De seguida, pegou-lhe na mão e levou-o até à porta da igreja, o que o acalmou. Ao saírem, depararam-se com uma praça velha. No tempo eminente escutou-a. A praça para que estás a olhar não existe na realidade, só a poderás tornar real mediante a tua intenção. A vista dele turvou-se; focando-a, encontrava-se agora sozinho na cidade em cujo cenário se desenrolava o sonho. Na praça viu o decano sentado no banco onde estiveram antes, segurando o chapéu, enquanto um vento soprava ao redor. Um pensamento determinavalhe que tinha de deslocar os olhos para alterar a percepção. No mesmo banco, um outro homem dormitava. Embora o choque do que não podia avaliar o propulsionasse, fracionava-o luminescente, e vislumbrou a sua paridade: sentado no banco ao lado do homem que segurava o chapéu, viu-se de pé no pórtico da igreja, e assombrou-se, caindo em si.

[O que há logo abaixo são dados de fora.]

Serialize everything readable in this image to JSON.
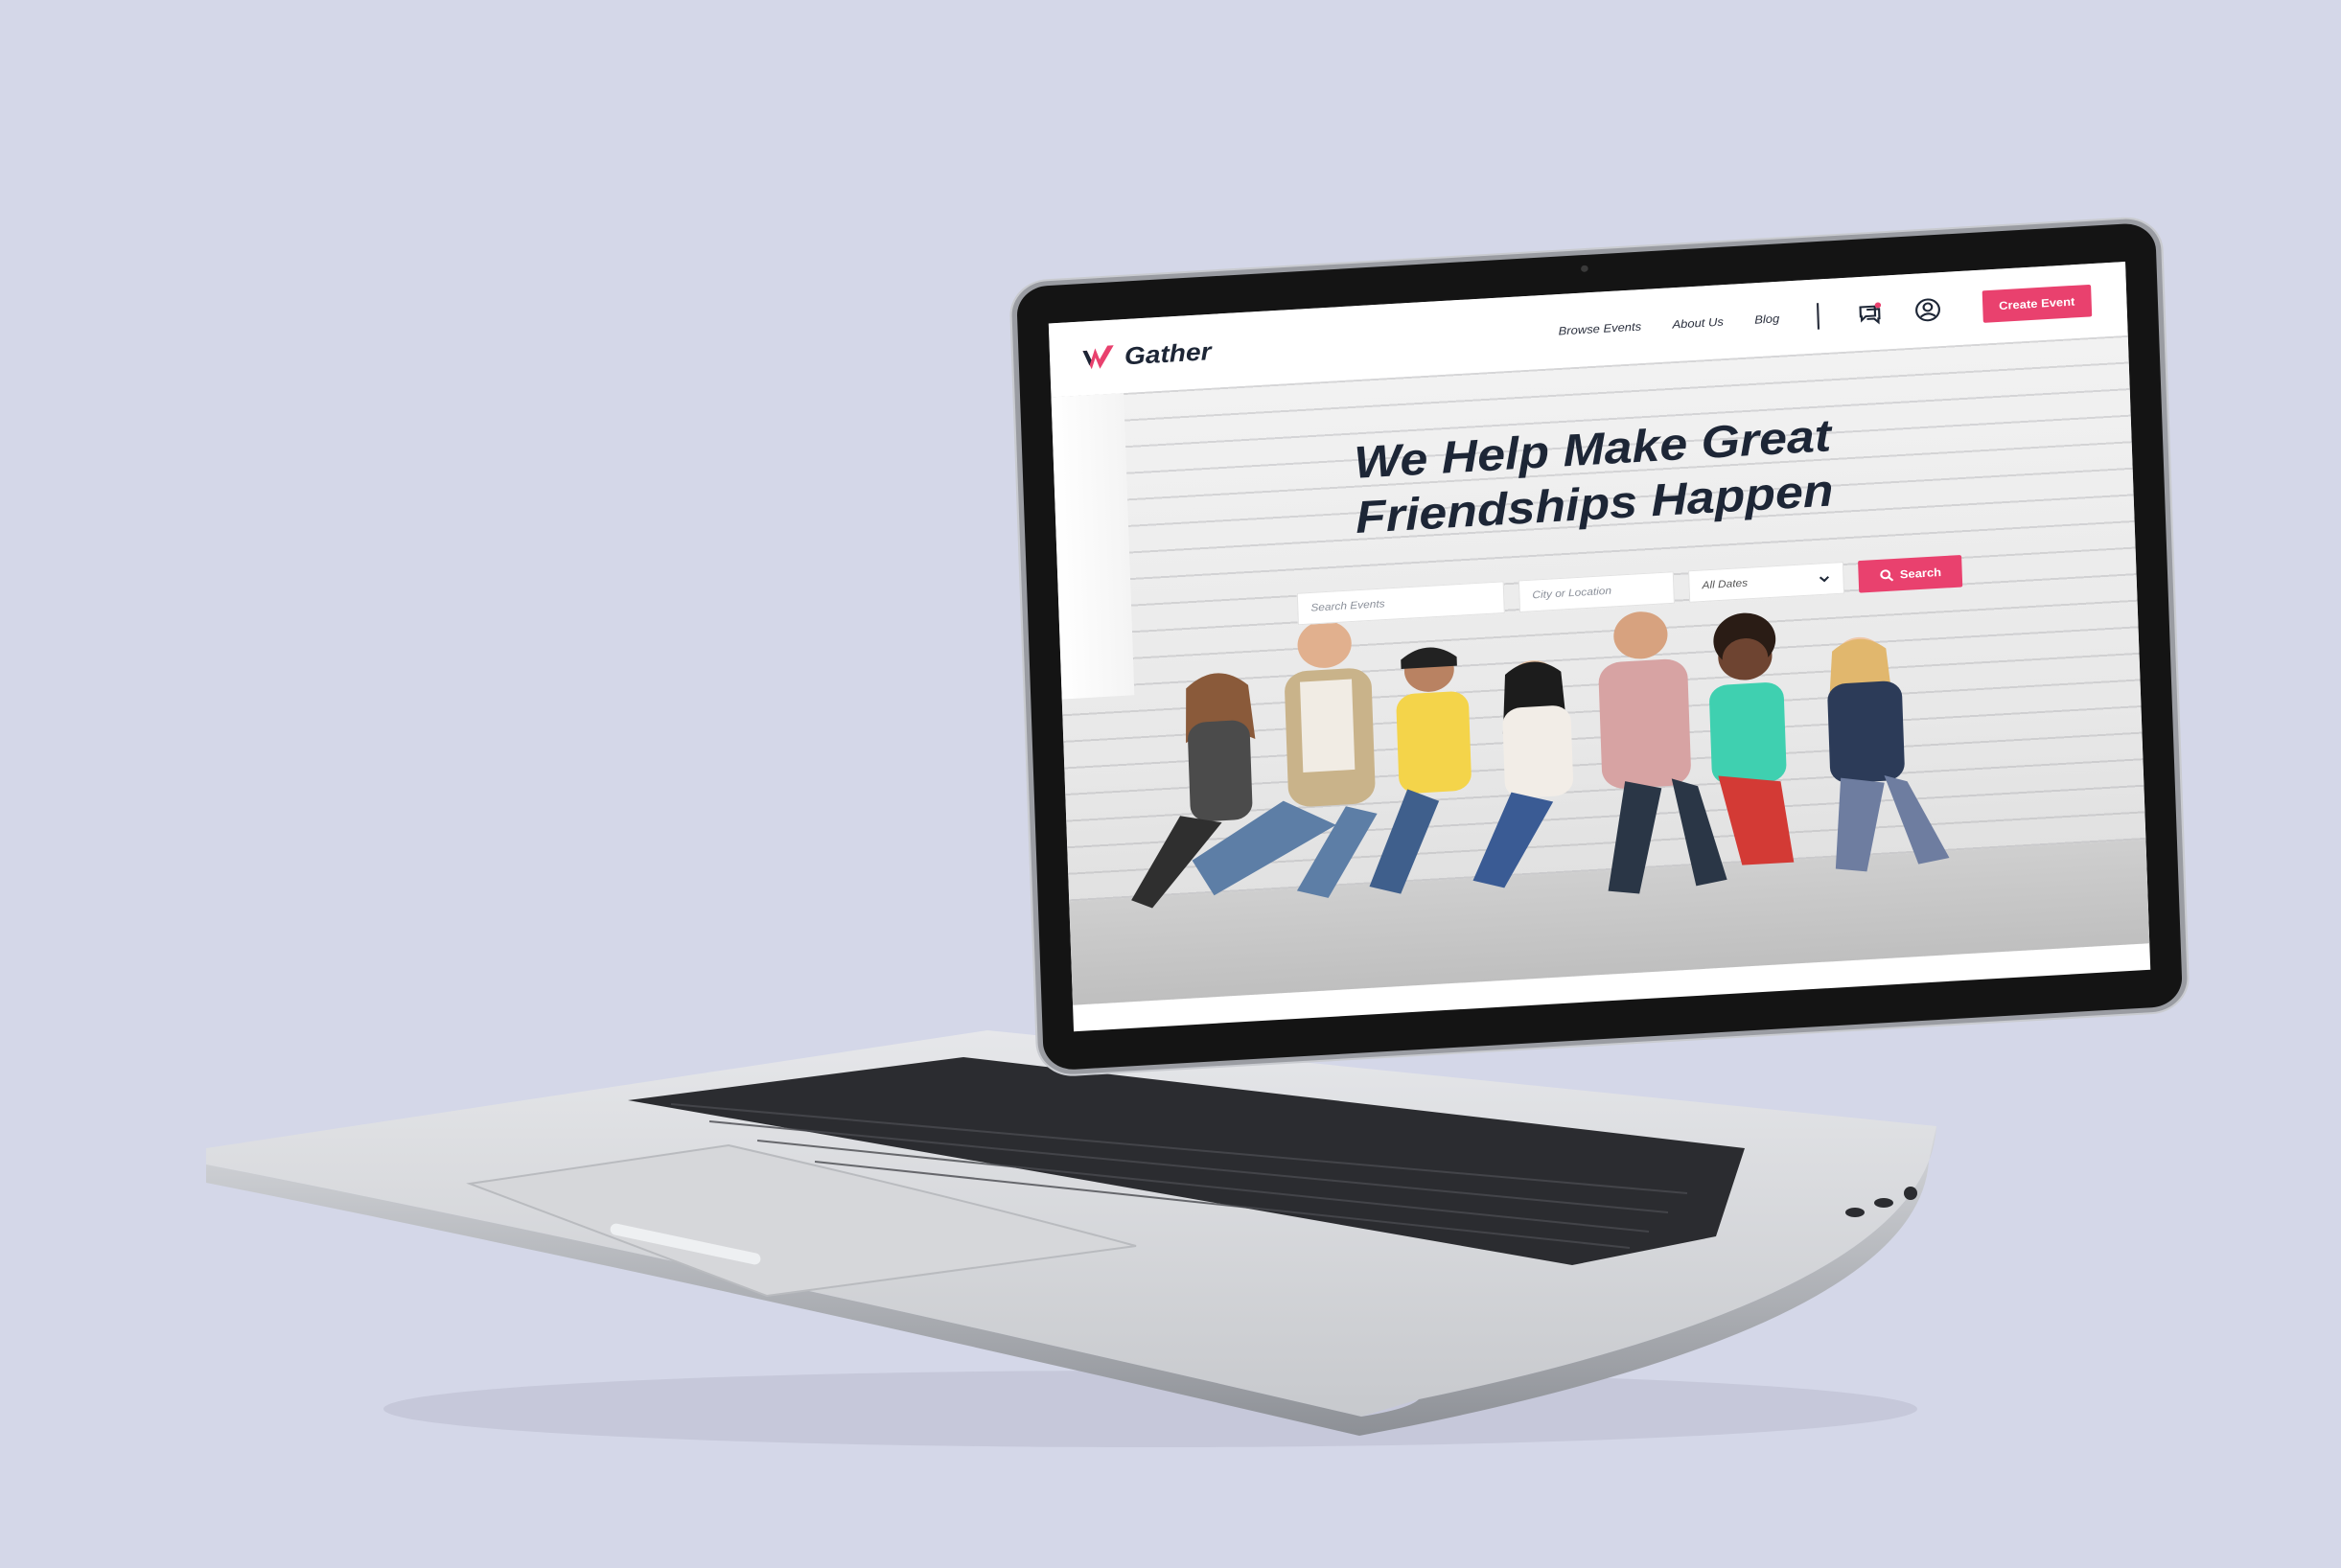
{
  "brand": {
    "name": "Gather",
    "accent_color": "#e9416e",
    "text_color": "#1d2636",
    "logo_icon": "gather-logo-icon"
  },
  "nav": {
    "links": [
      "Browse Events",
      "About Us",
      "Blog"
    ],
    "chat_icon": "chat-bubbles-icon",
    "account_icon": "user-circle-icon",
    "create_button": "Create Event"
  },
  "hero": {
    "headline_line1": "We Help Make Great",
    "headline_line2": "Friendships Happen",
    "search_placeholder": "Search Events",
    "location_placeholder": "City or Location",
    "dates_value": "All Dates",
    "dates_icon": "chevron-down-icon",
    "search_button": "Search",
    "search_icon": "search-icon"
  }
}
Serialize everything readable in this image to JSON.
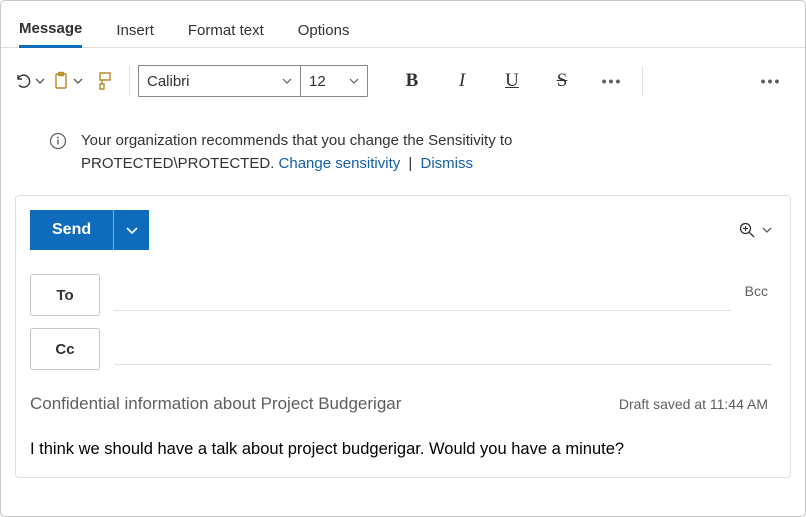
{
  "tabs": {
    "message": "Message",
    "insert": "Insert",
    "format": "Format text",
    "options": "Options"
  },
  "toolbar": {
    "font_name": "Calibri",
    "font_size": "12"
  },
  "policy": {
    "line1": "Your organization recommends that you change the Sensitivity to",
    "line2": "PROTECTED\\PROTECTED. ",
    "change": "Change sensitivity",
    "dismiss": "Dismiss"
  },
  "compose": {
    "send": "Send",
    "to": "To",
    "cc": "Cc",
    "bcc": "Bcc",
    "subject": "Confidential information about Project Budgerigar",
    "draft": "Draft saved at 11:44 AM",
    "body": "I think we should have a talk about project budgerigar. Would you have a minute?"
  }
}
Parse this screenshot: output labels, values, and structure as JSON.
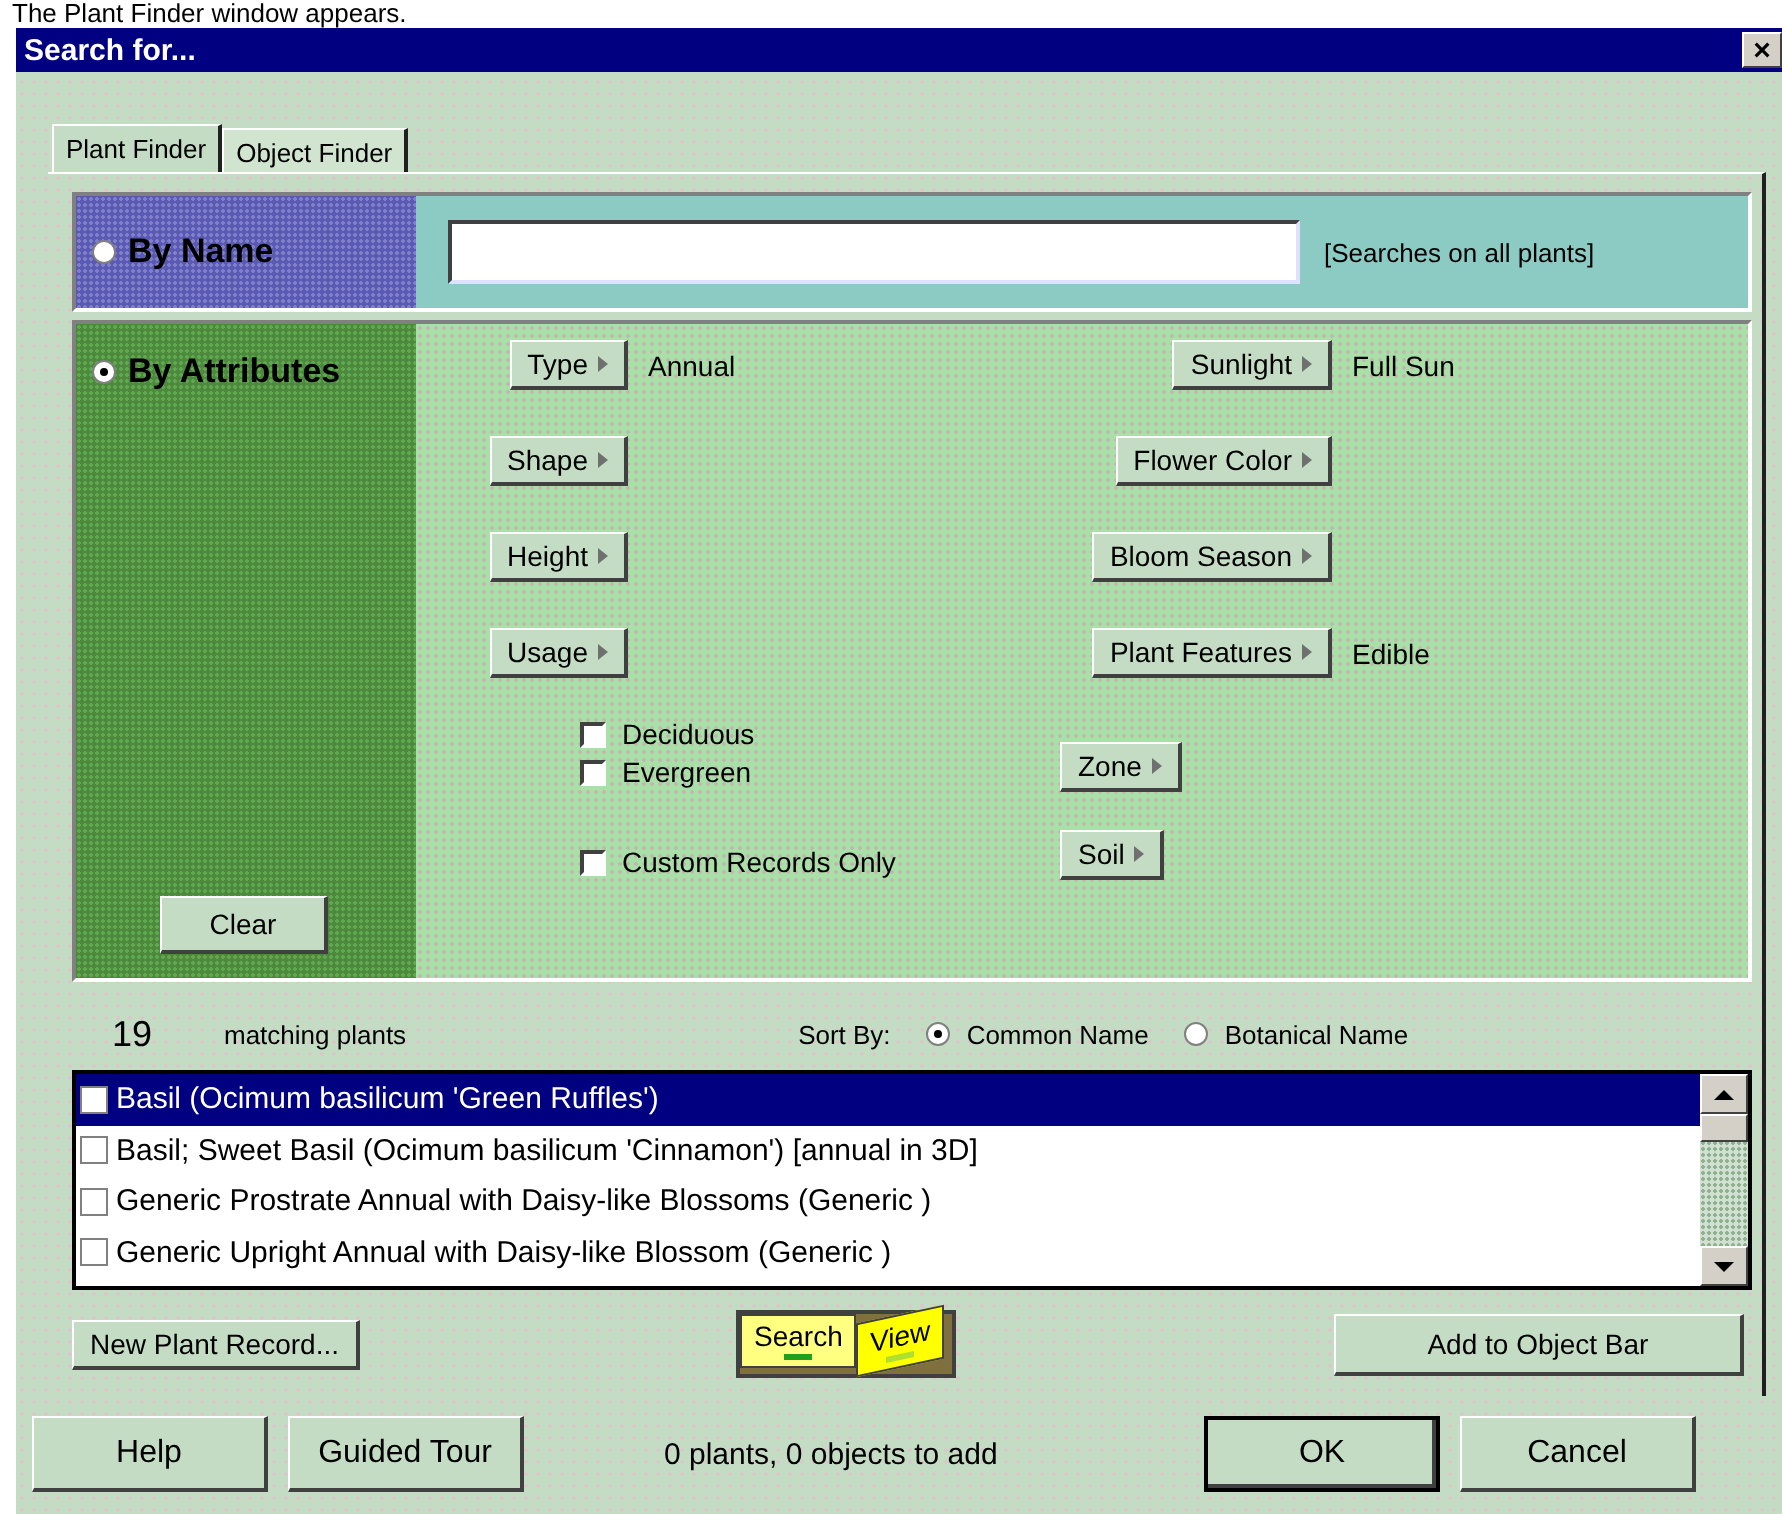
{
  "caption": "The Plant Finder window appears.",
  "window": {
    "title": "Search for...",
    "close": "×"
  },
  "tabs": [
    {
      "label": "Plant Finder",
      "selected": true
    },
    {
      "label": "Object Finder",
      "selected": false
    }
  ],
  "by_name": {
    "label": "By Name",
    "selected": false,
    "hint": "[Searches on all plants]"
  },
  "by_attributes": {
    "label": "By Attributes",
    "selected": true,
    "attributes": [
      {
        "label": "Type",
        "value": "Annual"
      },
      {
        "label": "Sunlight",
        "value": "Full Sun"
      },
      {
        "label": "Shape"
      },
      {
        "label": "Flower Color"
      },
      {
        "label": "Height"
      },
      {
        "label": "Bloom Season"
      },
      {
        "label": "Usage"
      },
      {
        "label": "Plant Features",
        "value": "Edible"
      }
    ],
    "checkboxes": [
      {
        "label": "Deciduous",
        "checked": false
      },
      {
        "label": "Evergreen",
        "checked": false
      },
      {
        "label": "Custom Records Only",
        "checked": false
      }
    ],
    "more_buttons": [
      "Zone",
      "Soil"
    ],
    "clear": "Clear"
  },
  "results": {
    "count": "19",
    "count_label": "matching plants",
    "sort_label": "Sort By:",
    "sort_options": [
      {
        "label": "Common Name",
        "selected": true
      },
      {
        "label": "Botanical Name",
        "selected": false
      }
    ]
  },
  "plants": [
    {
      "name": "Basil (Ocimum basilicum 'Green Ruffles')",
      "selected": true,
      "checked": false
    },
    {
      "name": "Basil; Sweet Basil (Ocimum basilicum 'Cinnamon') [annual in 3D]",
      "selected": false,
      "checked": false
    },
    {
      "name": "Generic Prostrate Annual with Daisy-like Blossoms (Generic )",
      "selected": false,
      "checked": false
    },
    {
      "name": "Generic Upright Annual with Daisy-like Blossom (Generic )",
      "selected": false,
      "checked": false
    }
  ],
  "actions": {
    "new_record": "New Plant Record...",
    "add": "Add to Object Bar"
  },
  "mode_tabs": [
    {
      "label": "Search",
      "selected": true
    },
    {
      "label": "View",
      "selected": false
    }
  ],
  "footer": {
    "buttons": [
      "Help",
      "Guided Tour"
    ],
    "status": "0 plants, 0 objects to add",
    "ok": "OK",
    "cancel": "Cancel"
  }
}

Sentiu que tinha perdido algo significativo. Talvez alguém de quem gostasse muito, mas não conseguia recordar-se. Uma ideia como essa afigurou-se-lhe absurda. A memória atraiçoava-o de novo e sentiu um misto de saudade e medo, indecifrável. O ancião sossegou-o, pedindo-lhe para contar o que se lembrava do sonho. Lembrava-se de terem entrado na igreja e pensou: poderiam ele e o ancião acordar no mesmo instante, na mesma posição de sonho? O homem de maior idade não foi directo na resposta, disse-lhe que o acompanhara na ocasião em que se sentiu puxado por ele até ao interior da mesma. Não é possível saber como ocorre, talvez pelo desejo. Apenas acontece assim. Foi o modo como os antigos partiram em grupos. Talvez fosse decisão deles morrer em outro mundo, ou não encontraram o caminho de regresso. O fenómeno sucede conquanto paramos o diálogo interno e mudamos o foco para o que nos induz a perceções incomuns. Restava o silêncio, e lembrava-se! quem era a mulher do sonho? Por sua vez, o ancião apaziguava-lhe o temor: era o tempo de se recordar da mulher, pois iria encontrá-la uma última vez. Era antiga como ela lhe dissera. Desafiara a morte com êxito, tornando-se prisioneira da veleidade que destruiu os antigos. Dera-lhe um presente, o qual se recordaria em breve: Podemos viajar pelo desconhecido, mas temos de nos ancorar dentro dos limites do conhecido para regressarmos. Se te deslocares para outro mundo, esta cidade desaparecerá, mas irás permanecer aqui. É este o mistério que ainda não compreendeste. Romper as barreiras da percepção é entrever a eternidade. Mais cedo ou mais tarde aperceber-te-ás que cada um de nós é todas as coisas, que é isto e aquilo. Um mundo só é percetível por força do alinhamento da totalidade dos nossos feixes de luz com os correspondentes exteriores e não

apenas com partes deles. Disto depende a nossa estabilidade. Só assim um mundo se torna real, permitindo-nos então escolher onde morreremos e também como fazê-lo em consciência total. O teu trabalho será ainda tornar compreensível tudo o que está além do território onde a consciência quotidiana assenta a sua identificação, em que nenhuma dúvida possa interferir nos teus actos. Com o passar dos dias, compreenderás melhor. Darás uma coerência a tudo o que viveste e não consegues por enquanto recordar.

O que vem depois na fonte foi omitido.